DS1 spectrogram: STEMGym: Benchmarking Sequential Decision-Making under Dose Budgets in Autonomous Electron Microscopy

STEMGym: Benchmarking Sequential Decision-Making under Dose Budgets in Autonomous Electron Microscopy

2606.29592

Authors

Can Polat,Erchin Serpedin,Mustafa Kurban,Hasan Kurban

Abstract

A central premise of autonomous scientific imaging is that smarter navigation, whether Bayesian, RL-based, or otherwise adaptive, is the principal lever for sample-efficient acquisition. We present evidence to the contrary in scanning transmission electron microscopy (STEM), an atomic-resolution imaging modality whose every measurement deposits damaging electron dose.

We introduce STEMGym, an open-source Gymnasium benchmark of 15 physics-simulated STEM worlds spanning five materials, three difficulty levels, and four characterisation tasks, scored by the Dose-Efficiency Curve area (DEC-AUC), a single scalar capturing the information-vs-dose Pareto frontier.

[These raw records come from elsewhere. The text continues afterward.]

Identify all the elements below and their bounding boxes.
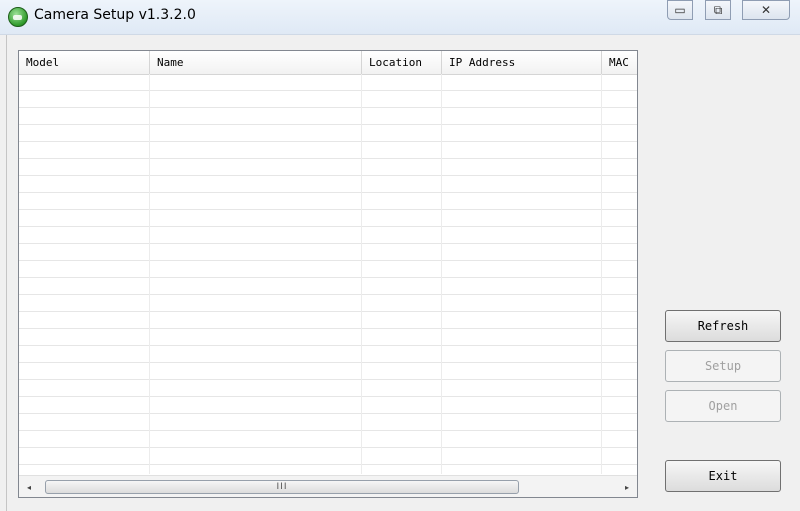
scrollbar-grip-icon: III [276, 482, 288, 492]
column-header-mac[interactable]: MAC [602, 51, 637, 74]
exit-button[interactable]: Exit [665, 460, 781, 492]
minimize-button[interactable]: ▭ [667, 0, 693, 20]
window-title: Camera Setup v1.3.2.0 [34, 7, 196, 23]
scroll-right-arrow-icon[interactable]: ▸ [617, 476, 637, 497]
column-divider [441, 74, 442, 474]
column-divider [361, 74, 362, 474]
close-button[interactable]: ✕ [742, 0, 790, 20]
app-icon [8, 7, 28, 27]
horizontal-scrollbar[interactable]: ◂ III ▸ [19, 475, 637, 497]
scroll-left-arrow-icon[interactable]: ◂ [19, 476, 39, 497]
refresh-button[interactable]: Refresh [665, 310, 781, 342]
setup-button[interactable]: Setup [665, 350, 781, 382]
list-header: Model Name Location IP Address MAC [19, 51, 637, 75]
column-divider [601, 74, 602, 474]
title-bar[interactable]: Camera Setup v1.3.2.0 ▭ ⧉ ✕ [0, 0, 800, 35]
column-header-model[interactable]: Model [19, 51, 150, 74]
open-button[interactable]: Open [665, 390, 781, 422]
close-icon: ✕ [760, 3, 772, 17]
list-rows-area[interactable] [19, 74, 637, 474]
column-header-ip-address[interactable]: IP Address [442, 51, 602, 74]
column-header-name[interactable]: Name [150, 51, 362, 74]
column-header-location[interactable]: Location [362, 51, 442, 74]
minimize-icon: ▭ [674, 3, 686, 17]
scrollbar-thumb[interactable]: III [45, 480, 519, 494]
maximize-icon: ⧉ [713, 2, 723, 17]
column-divider [149, 74, 150, 474]
maximize-button[interactable]: ⧉ [705, 0, 731, 20]
camera-list[interactable]: Model Name Location IP Address MAC ◂ III… [18, 50, 638, 498]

Across 33 agent configurations under realistic dose budgets, the dominant determinant of dose efficiency is the analyst (perception) pipeline, not the navigator: pairing a trained CNN analyst with naïve raster scanning raises DEC-AUC by 5.5x over a CNN-free raster baseline (0.287 vs.\ 0.052), while substituting Bayesian or adaptive finite-state-machine navigation for raster yields no statistically significant further gain.

Production-tier vision-language models further underperform task-specific CNNs by {\sim}13x on crystallographic defect analysis. By decoupling perception, navigation, and planning under a unified dose budget, STEMGym reframes where ML effort should be invested in autonomous electron microscopy and provides the measurement infrastructure to test it.